Uh... Now, it's been many years since I ran 4.3, but this just sounds wrong.

But either way, /etc/hosts is not authorative no matter what.

Could you please do a netstat -in, and report the result?
I would expect there is two devices. qe0 and lo0, and the address assigned to lo0 is what your "localhost" address should be.

Beyond that, it just looks like your name resolution is totally failing. Can you ping some known address without involving dns or any sort of name translation? Try something like ping -n 8.8.8.8 and report the result (the -n is important here).

I would also suggest that you learn a bit more about networking and Unix in general, but unfortunately I don't have any good suggestions on source material for this.

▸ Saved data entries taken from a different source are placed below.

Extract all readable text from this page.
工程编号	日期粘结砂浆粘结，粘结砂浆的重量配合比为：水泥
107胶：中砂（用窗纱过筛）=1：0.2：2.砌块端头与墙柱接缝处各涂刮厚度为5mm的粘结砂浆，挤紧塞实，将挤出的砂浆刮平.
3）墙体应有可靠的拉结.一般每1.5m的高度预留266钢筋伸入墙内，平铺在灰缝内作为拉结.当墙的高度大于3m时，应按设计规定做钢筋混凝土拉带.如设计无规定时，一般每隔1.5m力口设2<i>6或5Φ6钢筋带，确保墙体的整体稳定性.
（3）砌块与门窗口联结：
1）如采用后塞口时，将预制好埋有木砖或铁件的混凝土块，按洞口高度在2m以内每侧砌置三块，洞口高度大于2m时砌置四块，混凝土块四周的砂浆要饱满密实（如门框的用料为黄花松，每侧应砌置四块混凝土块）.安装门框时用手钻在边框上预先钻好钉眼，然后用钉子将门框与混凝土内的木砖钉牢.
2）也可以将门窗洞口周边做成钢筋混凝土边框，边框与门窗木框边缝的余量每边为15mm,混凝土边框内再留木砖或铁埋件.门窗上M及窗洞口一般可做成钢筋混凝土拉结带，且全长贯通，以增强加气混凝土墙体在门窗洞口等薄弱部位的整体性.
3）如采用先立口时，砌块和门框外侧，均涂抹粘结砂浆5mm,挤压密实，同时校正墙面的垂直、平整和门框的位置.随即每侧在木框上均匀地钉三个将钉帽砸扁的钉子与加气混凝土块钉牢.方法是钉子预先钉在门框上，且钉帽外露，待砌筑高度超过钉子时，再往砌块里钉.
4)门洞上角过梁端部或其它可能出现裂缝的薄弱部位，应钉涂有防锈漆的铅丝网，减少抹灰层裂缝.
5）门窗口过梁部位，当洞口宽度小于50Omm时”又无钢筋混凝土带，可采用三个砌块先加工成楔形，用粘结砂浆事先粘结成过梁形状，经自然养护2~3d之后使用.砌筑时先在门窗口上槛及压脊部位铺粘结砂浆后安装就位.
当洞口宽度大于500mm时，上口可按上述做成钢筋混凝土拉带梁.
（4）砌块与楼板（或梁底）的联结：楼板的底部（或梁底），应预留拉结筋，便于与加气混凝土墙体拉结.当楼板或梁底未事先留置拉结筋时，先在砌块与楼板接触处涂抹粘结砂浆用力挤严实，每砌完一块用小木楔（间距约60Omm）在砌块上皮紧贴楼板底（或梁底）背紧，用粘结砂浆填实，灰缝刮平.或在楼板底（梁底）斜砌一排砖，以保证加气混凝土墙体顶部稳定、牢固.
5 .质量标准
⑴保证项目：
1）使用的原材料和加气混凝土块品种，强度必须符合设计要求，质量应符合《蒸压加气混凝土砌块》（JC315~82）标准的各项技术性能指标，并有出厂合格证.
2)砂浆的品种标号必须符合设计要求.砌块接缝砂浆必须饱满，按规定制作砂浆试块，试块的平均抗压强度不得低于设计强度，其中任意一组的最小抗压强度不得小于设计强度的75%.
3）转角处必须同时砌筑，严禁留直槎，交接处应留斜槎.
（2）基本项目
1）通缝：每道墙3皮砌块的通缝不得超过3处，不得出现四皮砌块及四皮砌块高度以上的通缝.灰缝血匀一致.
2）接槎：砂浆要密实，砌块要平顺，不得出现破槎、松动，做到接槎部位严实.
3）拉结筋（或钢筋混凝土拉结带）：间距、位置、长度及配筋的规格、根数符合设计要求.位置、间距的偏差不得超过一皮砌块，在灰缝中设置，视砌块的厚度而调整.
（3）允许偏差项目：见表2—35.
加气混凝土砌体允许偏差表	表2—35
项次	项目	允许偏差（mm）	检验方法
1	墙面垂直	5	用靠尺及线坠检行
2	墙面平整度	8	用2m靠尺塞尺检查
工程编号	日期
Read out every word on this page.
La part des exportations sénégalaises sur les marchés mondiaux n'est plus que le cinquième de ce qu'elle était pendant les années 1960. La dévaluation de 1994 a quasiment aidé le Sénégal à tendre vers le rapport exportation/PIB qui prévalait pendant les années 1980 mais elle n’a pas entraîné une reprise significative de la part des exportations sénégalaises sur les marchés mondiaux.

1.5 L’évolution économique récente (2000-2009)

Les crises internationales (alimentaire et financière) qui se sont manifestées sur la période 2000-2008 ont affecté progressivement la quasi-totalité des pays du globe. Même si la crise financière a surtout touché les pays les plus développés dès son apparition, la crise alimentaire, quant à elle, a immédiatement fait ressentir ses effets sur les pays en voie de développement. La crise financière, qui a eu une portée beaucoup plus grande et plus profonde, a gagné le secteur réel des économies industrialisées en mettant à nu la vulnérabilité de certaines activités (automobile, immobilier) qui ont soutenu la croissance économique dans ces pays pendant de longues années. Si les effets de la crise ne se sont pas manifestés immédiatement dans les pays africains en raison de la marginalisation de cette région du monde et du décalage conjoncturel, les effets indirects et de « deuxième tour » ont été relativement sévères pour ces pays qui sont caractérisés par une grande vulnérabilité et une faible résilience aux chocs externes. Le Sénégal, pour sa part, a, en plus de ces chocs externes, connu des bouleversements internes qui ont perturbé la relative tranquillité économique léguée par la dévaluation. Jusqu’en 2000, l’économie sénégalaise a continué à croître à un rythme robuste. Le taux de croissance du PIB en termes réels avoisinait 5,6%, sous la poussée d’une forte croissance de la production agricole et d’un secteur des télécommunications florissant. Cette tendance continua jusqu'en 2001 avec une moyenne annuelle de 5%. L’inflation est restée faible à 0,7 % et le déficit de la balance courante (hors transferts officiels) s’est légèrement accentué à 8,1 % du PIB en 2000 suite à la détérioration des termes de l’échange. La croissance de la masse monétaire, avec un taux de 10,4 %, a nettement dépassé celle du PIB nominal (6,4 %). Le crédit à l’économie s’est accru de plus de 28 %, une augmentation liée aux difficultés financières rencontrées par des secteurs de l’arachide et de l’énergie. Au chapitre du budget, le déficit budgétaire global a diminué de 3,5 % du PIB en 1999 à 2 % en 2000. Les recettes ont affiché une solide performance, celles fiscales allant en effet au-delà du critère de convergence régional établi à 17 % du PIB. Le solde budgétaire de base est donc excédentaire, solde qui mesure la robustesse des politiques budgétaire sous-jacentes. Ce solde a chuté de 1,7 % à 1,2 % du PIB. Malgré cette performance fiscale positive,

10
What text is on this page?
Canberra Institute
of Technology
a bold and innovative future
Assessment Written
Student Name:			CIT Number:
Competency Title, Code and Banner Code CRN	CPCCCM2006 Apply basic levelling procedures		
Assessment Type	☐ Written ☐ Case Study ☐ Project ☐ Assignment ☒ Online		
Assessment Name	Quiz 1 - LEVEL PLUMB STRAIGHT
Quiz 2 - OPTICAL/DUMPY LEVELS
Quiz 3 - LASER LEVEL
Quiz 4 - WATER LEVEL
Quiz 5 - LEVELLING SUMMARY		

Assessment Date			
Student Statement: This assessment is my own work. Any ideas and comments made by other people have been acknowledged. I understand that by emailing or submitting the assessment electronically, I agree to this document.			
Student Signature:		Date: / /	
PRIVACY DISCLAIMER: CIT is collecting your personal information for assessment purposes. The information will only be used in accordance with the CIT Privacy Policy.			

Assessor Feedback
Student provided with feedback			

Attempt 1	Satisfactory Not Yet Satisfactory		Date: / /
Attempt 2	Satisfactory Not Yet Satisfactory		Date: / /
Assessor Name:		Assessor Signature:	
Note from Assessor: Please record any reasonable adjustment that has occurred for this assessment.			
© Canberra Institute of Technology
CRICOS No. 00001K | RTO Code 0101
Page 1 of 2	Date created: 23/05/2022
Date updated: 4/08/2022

Oh, and I hope your router is 192.168.0.1, or else you have more misconfigurations in your system.

  Johnny

On 2017-11-05 00:08, Will Senn wrote:
On 11/4/17 4:30 PM, Henry Bent wrote:

If Quasijarus is the same as vanilla 4.3BSD, unless otherwise configured localhost is 0.0.0.1 and not 127.0.0.1.  So does "ping localhost" work?  What does "ifconfig qe0" say?  And "netstat -rn"?

-Henry


Henry,

That explains the weird /etc/hosts, 0.1 is localhost as you say. Here are the results of the pings, ifconfig, and netstat - it looks odd, but I'm not that knowledgeable about how it ought to look. My comments are inline:

The first ping just sat there until I killed it:

# ping localhost
^C

Then I tried pinging a set number of times:

# ping -c 5 localhost
PING 5: 0 data bytes
^C----5 PING Statistics----
7 packets transmitted, 0 packets received, 100% packet loss

Then I tried the ip you suggested:

# ping 0.0.0.1
PING 0.0.0.1: 56 data bytes
^C
----0.0.0.1 PING Statistics----
3 packets transmitted, 0 packets received, 100% packet loss

Then the address from the hosts file:

# ping 0.1
PING 0.1: 56 data bytes
^C
----0.1 PING Statistics----
5 packets transmitted, 0 packets received, 100% packet loss

The ifconfig result looks promising:

# ifconfig qe0
qe0: flags=43<UP,BROADCAST,RUNNING>
         inet 192.168.0.132 netmask ffffff00 broadcast 192.168.0.255

The 192.168 line in the netstat results is weird to me...:

# netstat -rn
Routing tables
Destination      Gateway            Flags     Refs     Use Interface
default          192.168.0.1        UG          0       15  qe0
192.168          192.168.0.132      U           1       24  qe0

Does this shed any light on my problem?